Pero consideremos que en ninguno de esos casos hipotéticos se me preguntó si quería existir.
No me malinterpreten, no es esto una queja. Solo hago una reflexión. Nunca me preguntaron si quería ser mujer u hombre, si quería nacer chileno, francés o egipcio, si quería ser moreno, trigueño, albino o negro. Nadie me preguntó si quería ser.
Nunca preguntaron –al menos que yo recuerde– si quería nacer en este mundo, en este tiempo alocado en que uno come para vivir y vive para trabajar y trabaja para comer. Nunca preguntaron si quería nacer en un hogar como el mío.
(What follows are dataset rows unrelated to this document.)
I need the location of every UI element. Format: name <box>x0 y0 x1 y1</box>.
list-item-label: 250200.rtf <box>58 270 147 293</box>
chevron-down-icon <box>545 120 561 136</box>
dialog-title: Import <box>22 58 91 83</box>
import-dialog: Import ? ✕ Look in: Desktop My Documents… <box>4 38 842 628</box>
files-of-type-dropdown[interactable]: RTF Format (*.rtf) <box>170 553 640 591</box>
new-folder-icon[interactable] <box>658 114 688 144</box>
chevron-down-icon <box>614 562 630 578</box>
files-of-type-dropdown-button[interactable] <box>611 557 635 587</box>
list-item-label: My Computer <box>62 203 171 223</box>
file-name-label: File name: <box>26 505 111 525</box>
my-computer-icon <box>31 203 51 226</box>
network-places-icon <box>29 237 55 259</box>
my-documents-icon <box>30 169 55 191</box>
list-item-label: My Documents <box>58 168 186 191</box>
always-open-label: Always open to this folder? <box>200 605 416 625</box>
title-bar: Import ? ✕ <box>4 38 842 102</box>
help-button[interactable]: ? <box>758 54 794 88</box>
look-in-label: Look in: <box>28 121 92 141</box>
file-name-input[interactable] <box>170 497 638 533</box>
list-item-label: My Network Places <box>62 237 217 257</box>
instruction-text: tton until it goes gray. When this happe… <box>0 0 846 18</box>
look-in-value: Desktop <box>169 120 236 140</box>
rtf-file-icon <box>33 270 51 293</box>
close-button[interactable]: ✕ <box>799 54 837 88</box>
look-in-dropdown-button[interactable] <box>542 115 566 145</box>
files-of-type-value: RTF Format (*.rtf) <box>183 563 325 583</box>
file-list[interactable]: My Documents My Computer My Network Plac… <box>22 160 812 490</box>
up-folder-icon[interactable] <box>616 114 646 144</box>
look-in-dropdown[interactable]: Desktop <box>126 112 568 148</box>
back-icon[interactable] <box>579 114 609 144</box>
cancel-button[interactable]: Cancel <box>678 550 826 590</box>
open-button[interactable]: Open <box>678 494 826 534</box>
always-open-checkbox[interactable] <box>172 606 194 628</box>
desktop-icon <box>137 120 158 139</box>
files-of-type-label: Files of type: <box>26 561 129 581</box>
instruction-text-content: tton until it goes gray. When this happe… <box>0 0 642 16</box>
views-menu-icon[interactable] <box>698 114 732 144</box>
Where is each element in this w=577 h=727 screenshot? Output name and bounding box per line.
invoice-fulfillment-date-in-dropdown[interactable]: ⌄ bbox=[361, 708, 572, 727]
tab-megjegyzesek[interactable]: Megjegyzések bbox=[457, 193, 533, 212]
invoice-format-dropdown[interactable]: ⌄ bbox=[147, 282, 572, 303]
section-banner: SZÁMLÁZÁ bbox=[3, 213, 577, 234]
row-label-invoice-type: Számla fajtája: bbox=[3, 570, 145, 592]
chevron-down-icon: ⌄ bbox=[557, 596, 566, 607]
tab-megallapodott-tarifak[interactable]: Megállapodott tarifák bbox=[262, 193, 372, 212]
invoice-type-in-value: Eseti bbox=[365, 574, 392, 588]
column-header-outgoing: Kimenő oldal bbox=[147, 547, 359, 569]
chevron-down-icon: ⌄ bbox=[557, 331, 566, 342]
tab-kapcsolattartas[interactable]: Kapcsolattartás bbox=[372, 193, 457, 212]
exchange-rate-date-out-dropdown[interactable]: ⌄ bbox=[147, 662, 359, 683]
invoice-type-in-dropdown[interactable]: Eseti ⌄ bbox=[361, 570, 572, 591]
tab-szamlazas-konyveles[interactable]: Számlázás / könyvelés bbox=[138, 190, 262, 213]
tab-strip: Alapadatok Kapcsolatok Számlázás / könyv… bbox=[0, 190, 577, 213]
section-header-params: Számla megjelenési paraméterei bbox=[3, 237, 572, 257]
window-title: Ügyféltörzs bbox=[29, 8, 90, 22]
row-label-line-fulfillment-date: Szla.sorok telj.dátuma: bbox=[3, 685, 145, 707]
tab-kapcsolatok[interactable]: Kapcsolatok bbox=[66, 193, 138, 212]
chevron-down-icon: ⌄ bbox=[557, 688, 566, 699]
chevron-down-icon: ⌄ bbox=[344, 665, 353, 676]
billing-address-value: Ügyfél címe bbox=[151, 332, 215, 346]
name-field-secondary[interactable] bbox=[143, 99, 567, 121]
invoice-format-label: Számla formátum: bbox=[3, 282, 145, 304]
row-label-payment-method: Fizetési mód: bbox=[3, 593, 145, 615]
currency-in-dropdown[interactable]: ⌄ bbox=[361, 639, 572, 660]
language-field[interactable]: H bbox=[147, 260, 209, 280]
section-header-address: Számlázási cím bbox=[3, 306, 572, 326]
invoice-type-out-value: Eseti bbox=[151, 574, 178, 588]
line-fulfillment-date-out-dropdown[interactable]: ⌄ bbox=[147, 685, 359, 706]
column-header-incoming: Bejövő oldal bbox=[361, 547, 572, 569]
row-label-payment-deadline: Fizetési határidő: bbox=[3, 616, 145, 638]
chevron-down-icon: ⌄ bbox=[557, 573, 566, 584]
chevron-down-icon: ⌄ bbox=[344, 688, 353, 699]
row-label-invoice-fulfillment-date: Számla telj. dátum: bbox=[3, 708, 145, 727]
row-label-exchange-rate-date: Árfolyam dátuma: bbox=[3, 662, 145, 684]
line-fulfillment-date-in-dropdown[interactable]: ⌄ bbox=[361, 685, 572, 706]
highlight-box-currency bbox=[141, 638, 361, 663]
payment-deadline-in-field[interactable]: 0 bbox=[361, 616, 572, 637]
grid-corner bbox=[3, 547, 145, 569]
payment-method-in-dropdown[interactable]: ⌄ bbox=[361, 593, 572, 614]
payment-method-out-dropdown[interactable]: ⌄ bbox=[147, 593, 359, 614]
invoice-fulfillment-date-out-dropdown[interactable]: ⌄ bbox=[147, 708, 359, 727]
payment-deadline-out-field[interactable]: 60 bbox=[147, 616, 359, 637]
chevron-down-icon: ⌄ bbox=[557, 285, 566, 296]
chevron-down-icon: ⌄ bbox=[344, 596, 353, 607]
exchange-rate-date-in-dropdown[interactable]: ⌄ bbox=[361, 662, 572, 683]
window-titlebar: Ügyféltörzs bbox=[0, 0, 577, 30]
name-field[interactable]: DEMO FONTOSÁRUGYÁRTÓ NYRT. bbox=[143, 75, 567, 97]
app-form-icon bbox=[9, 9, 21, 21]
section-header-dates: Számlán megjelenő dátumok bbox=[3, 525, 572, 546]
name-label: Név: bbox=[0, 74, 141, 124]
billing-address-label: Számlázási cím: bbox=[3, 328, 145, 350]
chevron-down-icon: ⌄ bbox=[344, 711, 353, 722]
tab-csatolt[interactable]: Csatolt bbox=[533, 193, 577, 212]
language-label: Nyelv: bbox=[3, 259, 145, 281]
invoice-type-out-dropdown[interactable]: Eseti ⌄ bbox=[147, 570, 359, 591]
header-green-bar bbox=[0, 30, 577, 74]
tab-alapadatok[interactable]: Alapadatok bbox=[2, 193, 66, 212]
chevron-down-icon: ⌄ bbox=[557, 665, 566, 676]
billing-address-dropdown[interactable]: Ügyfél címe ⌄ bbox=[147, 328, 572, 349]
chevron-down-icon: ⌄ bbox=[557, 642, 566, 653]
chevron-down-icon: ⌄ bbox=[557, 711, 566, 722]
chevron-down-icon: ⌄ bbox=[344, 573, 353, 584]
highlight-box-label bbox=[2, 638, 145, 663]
No malinterpreten, no estoy malhablando de mis padres. Todo lo contrario. Estoy seguro que tuvieron siempre las mejores intenciones. Pero ellos tampoco preguntaron.
Fui lanzado al mundo desnudo, expuesto, llorando y confuso, confiando en que otro humano como yo me tomase, enseñase y protegiese de toda la maldita porquería que existe en este mundo, de todas las malas palabras que existen en el idioma como hambre, guerra, odio, envidia, burla, dolor.
Y tampoco olvidemos la neurociencia. ¿Cómo vamos a saber si una porquería de dos células y menos de un milisegundo de existencia quiere crecer y desarrollarse? Ni idea. Yo solo digo, no tengo las soluciones. Algún genio metaastromegafísico antropólogo resolverá esta cuestión en unos años, y esta injusticia terminará. No es que me esté quejando, por favor.
Pero bueno. Nadie preguntó y si lo hicieron no lo recuerdo. Estoy en este país, en este momento  exacto de la historia, y me pregunto cuál habría sido mi respuesta de haberse tomado alguien o algo el tiempo y esfuerzo de hacerme la famosa pregunta. Flores, gatos, pasteles dulces, voces alegres, risas enloquecidas, atardeceres, hacer el amor, nadar en un lago frío, leer a Benedetti, escuchar a un niño reír. Llantos, presidentes, caídas, pérdidas, guerra, hambruna, libros malos, coaching de autoayuda, tiempo escaso, tecnología inútil.
A lo mejor sería un ‘No, gracias’, pero existen los besos y el chocolate. A lo mejor un ‘Sí, por favor’, pero está de moda el abuso y el miedo. A lo mejor se trata de acojonarse y decidirse de una buena vez a vivir, de valentía, o de cobarde, o de lo que está en medio de ambas en que la respuesta es ‘Bueno, ya estamos aquí’.
A lo mejor se trata de probarlo una vez y evaluarlo luego, pero habría que asegurarse la posibilidad de retiro. O de vale otro.
Pero al final el asunto es así, no me preguntaron y ya es tarde o estoy muy viejo para arrepentirme. Si uno nace, ya fue; fuiste alguna vez nacido y exististe en el mundo, al menos por un momento. Quizás exististe antes de nacer, y ahí te quedaste, y Dios o alguien más sabrá cómo irás a leer esto que escribo.
El punto es  que nadie me preguntó si quería nacer, y tampoco, seguramente, me preguntarán cuándo o si quiero morir.